Es war unter den Kindern in der Wohnstraße so um die 12 Jahren üblich, Höhlen oder Erdhöhlen zu bauen. Wolfgang Schmidt hatte eine besonders schöne aus Erde, in die er auch kaum jemand anderen rein ließ, bis sie zusammenkrachte und er noch drinnen war. Man hat ihn lebend rausgeholt nach ganz kurzer Zeit, aber danach war die Lust an solchen Höhlen plötzlich weg.
Durch wen auch immer - vielleicht CVJM - wurden wir veranlasst, für verschiedene karitative Verbände zu sammeln, vor allem mit der Büchse für das Rote Kreuz. Manchmal wurden Papierblumen verkauft. Meistens war es für uns reiner Ehrendienst, manchmal bekamen wir von den verkauften Strohblumen etwas ab. Am liebsten standen wir direkt bei Betriebsschluß am Pförtner-Häuschen und drängten uns den herausströmenden Menschen auf. Oft mussten wir von Pförtner in unsere Schranken verwiesen werden. Meistens war das Ergebnis positiv. Mit den AEG-Arbeitern hatten wir weniger Erfolg und am Pförtnerhäuschen wurden wir weggescheucht.

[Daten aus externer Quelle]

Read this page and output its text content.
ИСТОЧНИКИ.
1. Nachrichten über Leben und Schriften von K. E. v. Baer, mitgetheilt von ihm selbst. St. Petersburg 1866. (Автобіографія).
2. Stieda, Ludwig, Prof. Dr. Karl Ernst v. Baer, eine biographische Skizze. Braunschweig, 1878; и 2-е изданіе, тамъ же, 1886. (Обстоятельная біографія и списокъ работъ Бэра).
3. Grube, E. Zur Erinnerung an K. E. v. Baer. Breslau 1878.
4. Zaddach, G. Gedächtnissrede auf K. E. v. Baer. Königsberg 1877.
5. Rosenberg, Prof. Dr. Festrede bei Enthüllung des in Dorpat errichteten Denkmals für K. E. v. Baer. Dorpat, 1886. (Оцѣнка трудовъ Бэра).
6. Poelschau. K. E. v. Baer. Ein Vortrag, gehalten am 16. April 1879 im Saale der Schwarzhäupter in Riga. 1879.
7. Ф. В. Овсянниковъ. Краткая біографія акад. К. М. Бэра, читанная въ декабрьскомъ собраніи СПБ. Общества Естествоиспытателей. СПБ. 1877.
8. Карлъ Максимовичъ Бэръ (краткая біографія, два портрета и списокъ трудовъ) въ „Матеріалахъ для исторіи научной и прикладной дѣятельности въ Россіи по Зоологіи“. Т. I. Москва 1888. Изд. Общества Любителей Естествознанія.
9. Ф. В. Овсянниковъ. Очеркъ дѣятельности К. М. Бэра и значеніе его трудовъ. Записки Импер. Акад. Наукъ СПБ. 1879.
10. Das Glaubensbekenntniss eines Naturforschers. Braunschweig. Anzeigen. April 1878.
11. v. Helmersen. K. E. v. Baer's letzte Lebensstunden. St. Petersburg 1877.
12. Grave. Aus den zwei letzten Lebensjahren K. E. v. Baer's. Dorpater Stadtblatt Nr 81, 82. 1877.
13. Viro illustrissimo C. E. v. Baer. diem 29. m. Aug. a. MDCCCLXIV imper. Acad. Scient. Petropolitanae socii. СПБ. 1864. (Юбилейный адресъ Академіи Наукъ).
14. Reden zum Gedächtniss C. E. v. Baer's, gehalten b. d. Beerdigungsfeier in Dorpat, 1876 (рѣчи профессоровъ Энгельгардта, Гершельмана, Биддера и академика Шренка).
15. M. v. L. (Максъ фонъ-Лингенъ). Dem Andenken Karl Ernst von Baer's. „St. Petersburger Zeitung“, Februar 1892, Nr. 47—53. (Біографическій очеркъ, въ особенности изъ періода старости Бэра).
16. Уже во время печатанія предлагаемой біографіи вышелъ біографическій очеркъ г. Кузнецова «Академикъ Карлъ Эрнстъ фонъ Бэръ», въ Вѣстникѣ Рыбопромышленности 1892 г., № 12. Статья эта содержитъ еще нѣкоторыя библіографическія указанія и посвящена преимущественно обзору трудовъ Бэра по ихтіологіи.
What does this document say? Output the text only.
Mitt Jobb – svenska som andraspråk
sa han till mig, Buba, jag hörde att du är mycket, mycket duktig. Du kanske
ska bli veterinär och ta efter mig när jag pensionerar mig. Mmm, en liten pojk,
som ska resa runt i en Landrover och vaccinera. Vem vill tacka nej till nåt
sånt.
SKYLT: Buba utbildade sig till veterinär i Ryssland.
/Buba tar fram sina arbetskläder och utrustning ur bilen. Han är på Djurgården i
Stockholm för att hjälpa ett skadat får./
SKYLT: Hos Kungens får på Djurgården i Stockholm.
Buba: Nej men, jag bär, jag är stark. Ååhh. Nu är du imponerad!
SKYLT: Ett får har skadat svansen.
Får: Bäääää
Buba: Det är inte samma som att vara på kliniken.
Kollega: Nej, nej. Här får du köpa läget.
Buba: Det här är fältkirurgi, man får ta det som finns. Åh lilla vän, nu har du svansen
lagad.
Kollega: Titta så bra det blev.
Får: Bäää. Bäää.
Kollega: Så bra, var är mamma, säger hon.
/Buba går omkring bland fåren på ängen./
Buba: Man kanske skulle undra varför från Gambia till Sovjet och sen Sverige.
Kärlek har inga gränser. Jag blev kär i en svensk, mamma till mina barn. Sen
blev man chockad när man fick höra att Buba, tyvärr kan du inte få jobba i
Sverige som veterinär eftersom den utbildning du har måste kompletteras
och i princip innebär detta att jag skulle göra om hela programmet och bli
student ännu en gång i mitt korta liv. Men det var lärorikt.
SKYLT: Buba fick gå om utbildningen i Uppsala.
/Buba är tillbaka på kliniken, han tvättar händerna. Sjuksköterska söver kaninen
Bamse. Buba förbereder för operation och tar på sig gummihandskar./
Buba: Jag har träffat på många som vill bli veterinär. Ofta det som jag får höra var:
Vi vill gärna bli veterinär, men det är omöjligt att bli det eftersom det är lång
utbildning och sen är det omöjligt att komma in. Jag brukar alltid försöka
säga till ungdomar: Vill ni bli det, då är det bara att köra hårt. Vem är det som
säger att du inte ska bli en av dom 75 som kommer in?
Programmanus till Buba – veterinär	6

In unserer Jugendzeit gab es wenig organisierte Unterhaltung, kein Fernsehen, ab und zu mal Kino und Ausflüge. Hier kam das Angebot der evangelischen Kirche mit dem CVJM (Christlicher Verein Junger Männer). Ich stieß mit ca. 9 Jahren dazu und blieb bis zum 17. Lebensjahr dabei. Außerdem war ich Helfer bei einer CVJM-Jugendsommerfahrt nach Borkum (Waterdelle) - es war eine schöne unbeschwerte Zeit. Noch einmal war ich "Helfer" neben Achim Methe und Peter Mewis für 3 Wochen. Es war schon etwas Besonderes, als 17-jähriger eine Gruppe von ca. 15 Jungens zu betreuen, von denen der älteste knapp 16 war. Es war eine wunderschöne Zeit mit sehr wenig Schlaf.
Zu Hause gingen die normalen Ausflüge nach Heiligenrode, auf den Viehberg, in die "Wartburghütte" wo meistens der Diakon Segner unsere Leitungsperson war. Normalerweise fuhren wir mit dem Fahrrad dorthin.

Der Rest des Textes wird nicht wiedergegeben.